‘Turning Red’ y ‘Encanto’: bienvenidos a la era del trauma generacional

¿Qué tienen en común Encanto, Luca y Turning Red? El trauma. Para ser más específicos, el trauma generacional. Sus tres protagonistas deben lidiar con los miedos y expectativas de su familia. Como si no tuvieran suficiente con los suyos. Lejos quedan ya las películas de protagonistas huérfanos enfrentados a un mundo cruel liderado por un villano carismático. Aunque no vamos a negar que echamos de menos a las Maléficas, Scars y Frollos de Disney, lo cierto es que es refrescante el cambio. Y lo más importante, tiene sentido.

Años 40 y 50: ¿Padres? No, gracias

Disney moldea nuestra visión del mundo tanto como la refleja. Esta segunda parte nos gusta menos aceptarla que la primera. Blancanieves, Aurora o Bella son un espejo de sus tiempos, no solo un elemento moldeador del imaginario popular. La fábrica de sueños durante décadas volvió sus ojos a los cuentos tradicionales. Un terreno conocido para padres y niños. Historias tradicionales con las que tanto los creadores como los espectadores habían crecido.

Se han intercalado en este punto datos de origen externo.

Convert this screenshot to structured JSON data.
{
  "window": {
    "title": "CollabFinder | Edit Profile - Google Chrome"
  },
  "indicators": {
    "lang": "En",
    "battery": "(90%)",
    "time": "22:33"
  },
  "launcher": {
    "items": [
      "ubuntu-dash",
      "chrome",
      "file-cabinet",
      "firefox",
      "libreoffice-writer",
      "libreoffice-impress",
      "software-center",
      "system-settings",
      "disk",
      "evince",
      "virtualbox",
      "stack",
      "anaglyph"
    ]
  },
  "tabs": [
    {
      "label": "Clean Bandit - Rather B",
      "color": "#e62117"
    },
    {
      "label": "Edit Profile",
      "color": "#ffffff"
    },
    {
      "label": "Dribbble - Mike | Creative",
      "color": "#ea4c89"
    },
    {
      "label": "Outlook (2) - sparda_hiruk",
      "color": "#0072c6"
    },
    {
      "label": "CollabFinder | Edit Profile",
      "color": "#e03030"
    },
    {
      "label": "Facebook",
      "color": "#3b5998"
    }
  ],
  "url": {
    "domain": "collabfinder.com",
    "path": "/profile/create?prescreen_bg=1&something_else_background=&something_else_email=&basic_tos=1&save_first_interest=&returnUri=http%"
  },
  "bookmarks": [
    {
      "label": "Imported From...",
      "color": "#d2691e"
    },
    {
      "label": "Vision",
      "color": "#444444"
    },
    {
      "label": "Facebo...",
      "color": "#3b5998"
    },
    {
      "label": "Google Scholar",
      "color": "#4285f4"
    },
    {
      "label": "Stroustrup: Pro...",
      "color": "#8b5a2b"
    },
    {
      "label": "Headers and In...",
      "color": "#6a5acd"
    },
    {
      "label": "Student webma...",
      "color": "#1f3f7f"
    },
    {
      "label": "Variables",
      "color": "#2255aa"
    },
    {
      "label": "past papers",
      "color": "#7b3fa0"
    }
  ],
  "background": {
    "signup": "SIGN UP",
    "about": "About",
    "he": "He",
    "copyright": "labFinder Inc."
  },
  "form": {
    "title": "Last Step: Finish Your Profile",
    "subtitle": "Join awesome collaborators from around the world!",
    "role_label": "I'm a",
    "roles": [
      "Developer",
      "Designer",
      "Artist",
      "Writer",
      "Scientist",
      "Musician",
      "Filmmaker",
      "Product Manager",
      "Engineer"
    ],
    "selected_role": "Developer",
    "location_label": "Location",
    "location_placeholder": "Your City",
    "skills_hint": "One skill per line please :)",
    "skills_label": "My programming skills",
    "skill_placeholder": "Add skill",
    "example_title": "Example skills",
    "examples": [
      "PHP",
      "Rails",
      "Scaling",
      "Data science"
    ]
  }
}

Ten los años treinta, cuarenta y cincuenta, los derechos de la mujer eran algo que no se encontraba en la conversación principal. En los sesenta y setenta era algo que gritaban cuatro «locas». Las mujeres eran educadas para ser amas de casa y, para eso nada mejor que un cuento tradicional. A fin de cuentas para eso comenzaron a narrarse las historias de Blancanieves, Cenicienta o La Bella Durmiente alrededor de las hogueras. Ten paciencia, no protestes, limpia la casa y sé un primor. Así se consigue un buen esposo, una buena vida. Mantener el status quo tras tiempos convulsos. No olvidemos que los dibujantes, productores, coloristas… así como los padres encargados de decidir qué película iban a ver sus hijos venían de sufrir dos guerras mundiales, una recesión y que estaban viviendo una guerra fría en la que querían dejar claro que el sueño americano parecía poder cumplirse. Ese era el universo mental compartido entre creadores y espectadores.

A partir de los 90: Las princesas son guerreras

En los 90 y principios de los 2000 la sociedad comenzó a abrirse más. Llegó gente a los estudios con otras experiencias vitales. En concreto la de un florecimiento económico. Los baby boomer, no sin esfuerzo, vivieron mejor que sus padres. Milagros económicos, una sociedad que se creía abierta, tecnología floreciente… El mundo era de los soñadores. El optimismo caracterizaba las producciones de dibujos. Despacito – porque Disney está aterrorizado de perder dinero- volvieron la vista a obras clásicas como Hamlet (Hola, Simba) o a la mitología (Hércules). Llegaron princesas que querían viajar y estudiar, o que iban a la guerra como Mulan. Comenzaron a aparecer padres en las historias. Princesas trabajadoras. Eso sí, el final feliz siempre era el amor romántico como premio para una mujer excepcional.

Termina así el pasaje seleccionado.